I’m concerned that his sudden agreeability is, at heart, some manifestation of worry — that he’s being placative to avoid upsetting me. Kids are divining rods to tension, their antennae always on point. I try to readjust my face to mirror his agreeability, but joylessness is already a mask, and it’s hard staring through two sets of eyeholes at once.


“AnhedooOOonia,” Peg said from her therapist’s chair. “Feels like it sounds. Like a ghost.”

It’s actually the state of unfeeling, but at the heart of a ghost story is a simple, apparitional fact: ghosts don’t exist in the afternoon and, without haunt, their number is up.

I knucked Nurse Carter on the way out.

“Don’t come back now, y’hear?” he joked. The head nurse acquiesced a smile, having heard this joke a thousand times. I kissed her on the cheek in apology as she cut my wristband.

“Thank you.”

She smiled and adjusted her glasses. The elevator yawned open, didn’t turn its panels as would a revolving door.

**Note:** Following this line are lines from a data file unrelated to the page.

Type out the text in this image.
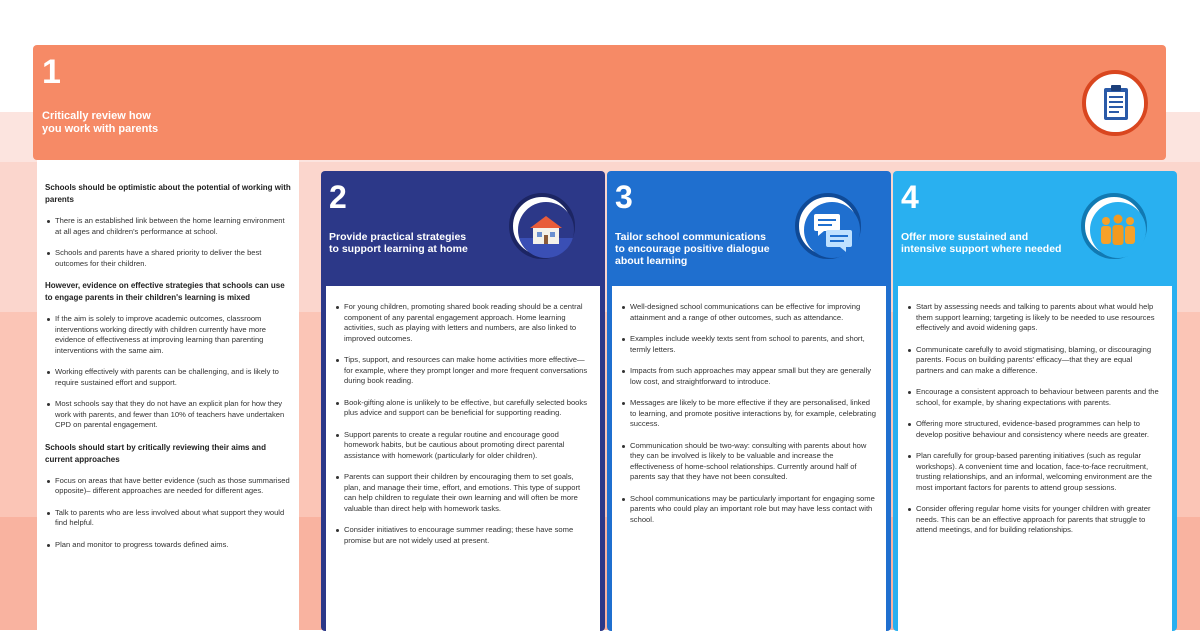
1
Critically review how
you work with parents
Schools should be optimistic about the potential of working with parents
There is an established link between the home learning environment at all ages and children's performance at school.
Schools and parents have a shared priority to deliver the best outcomes for their children.
However, evidence on effective strategies that schools can use to engage parents in their children's learning is mixed
If the aim is solely to improve academic outcomes, classroom interventions working directly with children currently have more evidence of effectiveness at improving learning than parenting interventions with the same aim.
Working effectively with parents can be challenging, and is likely to require sustained effort and support.
Most schools say that they do not have an explicit plan for how they work with parents, and fewer than 10% of teachers have undertaken CPD on parental engagement.
Schools should start by critically reviewing their aims and current approaches
Focus on areas that have better evidence (such as those summarised opposite)– different approaches are needed for different ages.
Talk to parents who are less involved about what support they would find helpful.
Plan and monitor to progress towards defined aims.
2
Provide practical strategies
to support learning at home
For young children, promoting shared book reading should be a central component of any parental engagement approach. Home learning activities, such as playing with letters and numbers, are also linked to improved outcomes.
Tips, support, and resources can make home activities more effective—for example, where they prompt longer and more frequent conversations during book reading.
Book-gifting alone is unlikely to be effective, but carefully selected books plus advice and support can be beneficial for supporting reading.
Support parents to create a regular routine and encourage good homework habits, but be cautious about promoting direct parental assistance with homework (particularly for older children).
Parents can support their children by encouraging them to set goals, plan, and manage their time, effort, and emotions. This type of support can help children to regulate their own learning and will often be more valuable than direct help with homework tasks.
Consider initiatives to encourage summer reading; these have some promise but are not widely used at present.
3
Tailor school communications
to encourage positive dialogue
about learning
Well-designed school communications can be effective for improving attainment and a range of other outcomes, such as attendance.
Examples include weekly texts sent from school to parents, and short, termly letters.
Impacts from such approaches may appear small but they are generally low cost, and straightforward to introduce.
Messages are likely to be more effective if they are personalised, linked to learning, and promote positive interactions by, for example, celebrating success.
Communication should be two-way: consulting with parents about how they can be involved is likely to be valuable and increase the effectiveness of home-school relationships. Currently around half of parents say that they have not been consulted.
School communications may be particularly important for engaging some parents who could play an important role but may have less contact with school.
4
Offer more sustained and
intensive support where needed
Start by assessing needs and talking to parents about what would help them support learning; targeting is likely to be needed to use resources effectively and avoid widening gaps.
Communicate carefully to avoid stigmatising, blaming, or discouraging parents. Focus on building parents' efficacy—that they are equal partners and can make a difference.
Encourage a consistent approach to behaviour between parents and the school, for example, by sharing expectations with parents.
Offering more structured, evidence-based programmes can help to develop positive behaviour and consistency where needs are greater.
Plan carefully for group-based parenting initiatives (such as regular workshops). A convenient time and location, face-to-face recruitment, trusting relationships, and an informal, welcoming environment are the most important factors for parents to attend group sessions.
Consider offering regular home visits for younger children with greater needs. This can be an effective approach for parents that struggle to attend meetings, and for building relationships.
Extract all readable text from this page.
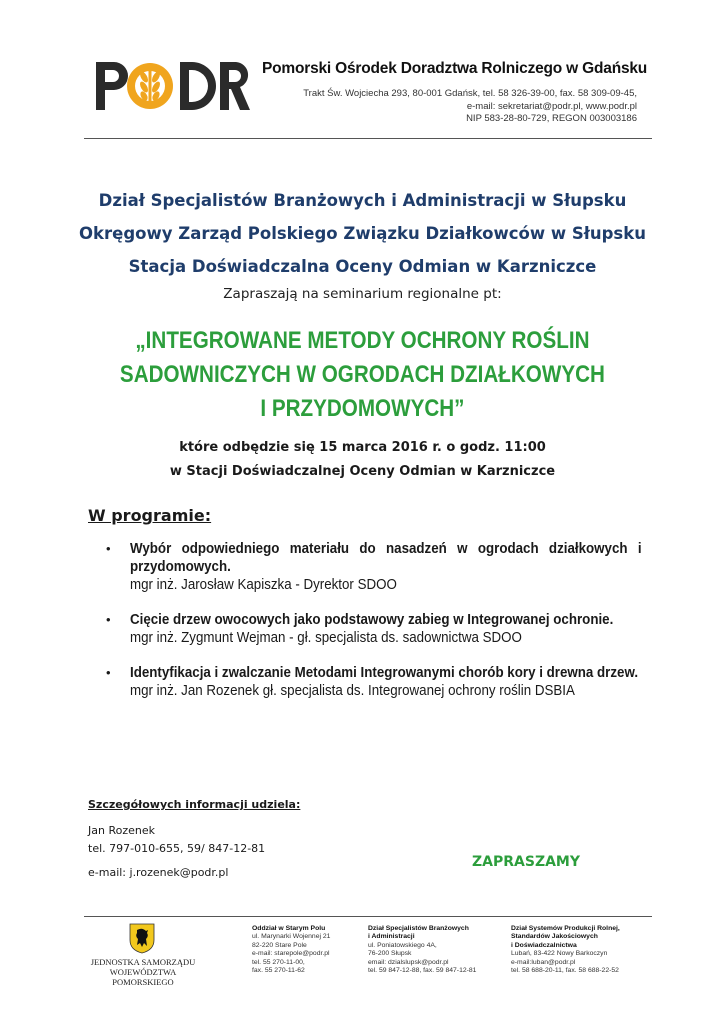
Pomorski Ośrodek Doradztwa Rolniczego w Gdańsku
Trakt Św. Wojciecha 293, 80-001 Gdańsk, tel. 58 326-39-00, fax. 58 309-09-45,
e-mail: sekretariat@podr.pl, www.podr.pl
NIP 583-28-80-729, REGON 003003186
Dział Specjalistów Branżowych i Administracji w Słupsku
Okręgowy Zarząd Polskiego Związku Działkowców w Słupsku
Stacja Doświadczalna Oceny Odmian w Karzniczce
Zapraszają na seminarium regionalne pt:
„INTEGROWANE METODY OCHRONY ROŚLIN
SADOWNICZYCH W OGRODACH DZIAŁKOWYCH
I PRZYDOMOWYCH”
które odbędzie się 15 marca 2016 r. o godz. 11:00
w Stacji Doświadczalnej Oceny Odmian w Karzniczce
W programie:
• Wybór odpowiedniego materiału do nasadzeń w ogrodach działkowych i przydomowych.
mgr inż. Jarosław Kapiszka - Dyrektor SDOO
• Cięcie drzew owocowych jako podstawowy zabieg w Integrowanej ochronie.
mgr inż. Zygmunt Wejman - gł. specjalista ds. sadownictwa SDOO
• Identyfikacja i zwalczanie Metodami Integrowanymi chorób kory i drewna drzew.
mgr inż. Jan Rozenek gł. specjalista ds. Integrowanej ochrony roślin DSBIA
Szczegółowych informacji udziela:
Jan Rozenek
tel. 797-010-655, 59/ 847-12-81
e-mail: j.rozenek@podr.pl
ZAPRASZAMY
JEDNOSTKA SAMORZĄDU
WOJEWÓDZTWA POMORSKIEGO
Oddział w Starym Polu
ul. Marynarki Wojennej 21
82-220 Stare Pole
e-mail: starepole@podr.pl
tel. 55 270-11-00,
fax. 55 270-11-62
Dział Specjalistów Branżowych
i Administracji
ul. Poniatowskiego 4A,
76-200 Słupsk
email: dzialslupsk@podr.pl
tel. 59 847-12-88, fax. 59 847-12-81
Dział Systemów Produkcji Rolnej,
Standardów Jakościowych
i Doświadczalnictwa
Lubań, 83-422 Nowy Barkoczyn
e-mail:luban@podr.pl
tel. 58 688-20-11, fax. 58 688-22-52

I left a book with Janet; I left Sad Bill alone, asleep at the tiller. I entered the elevator and left.


Jayde runs half the length of the suspension bridge to its middle. On either side of the bridge is old-growth eucalyptus but, underneath the lowest sag of the bridge, there are only freeway shrubs, acacia, and cigarette flowers. Admonishing signs repeat: “Don’t.” “Don’t trespass.” “Don’t litter.” The ground beneath is a depressing thing, parched and mud-cracked. Scales of earth peel back from the gully floor.

Jayde and I take a seat, legs dangling over the bridge’s edge. He wears his deflated Winnie like a lackluster cape.

The airways course their mid-morning traffic and I pick at my fingernails.

“You okay, kid?”

“Fine.”

I tousle his hair and look back to the gray tenement up the street, the Silver Man surely home by now having his soya, Godiva meanwhile enjoying her porticos.

I look up, measuring the sky’s distance, and the bridge sways slightly

“Let’s go, kid,” I say, hoisting myself up. “Trail done.”

Jayde agrees. The eucalyptus sway, noontime’s first push of relief; and though I feel nothing, nothing, upon crossing the bridge, the asphalt of the other side is reassuring. Jayde walks ahead of me. The marine layer is evaporating, the bridge is unreasonably steady in our wake, and, on the way back to the car, I shed a face, smooth my hair, and watch as Jayde plucks open the car door, the click of re-entry, re-entry and a jangle as, digging into my pocket, I remember myself the pilot and ready my keys.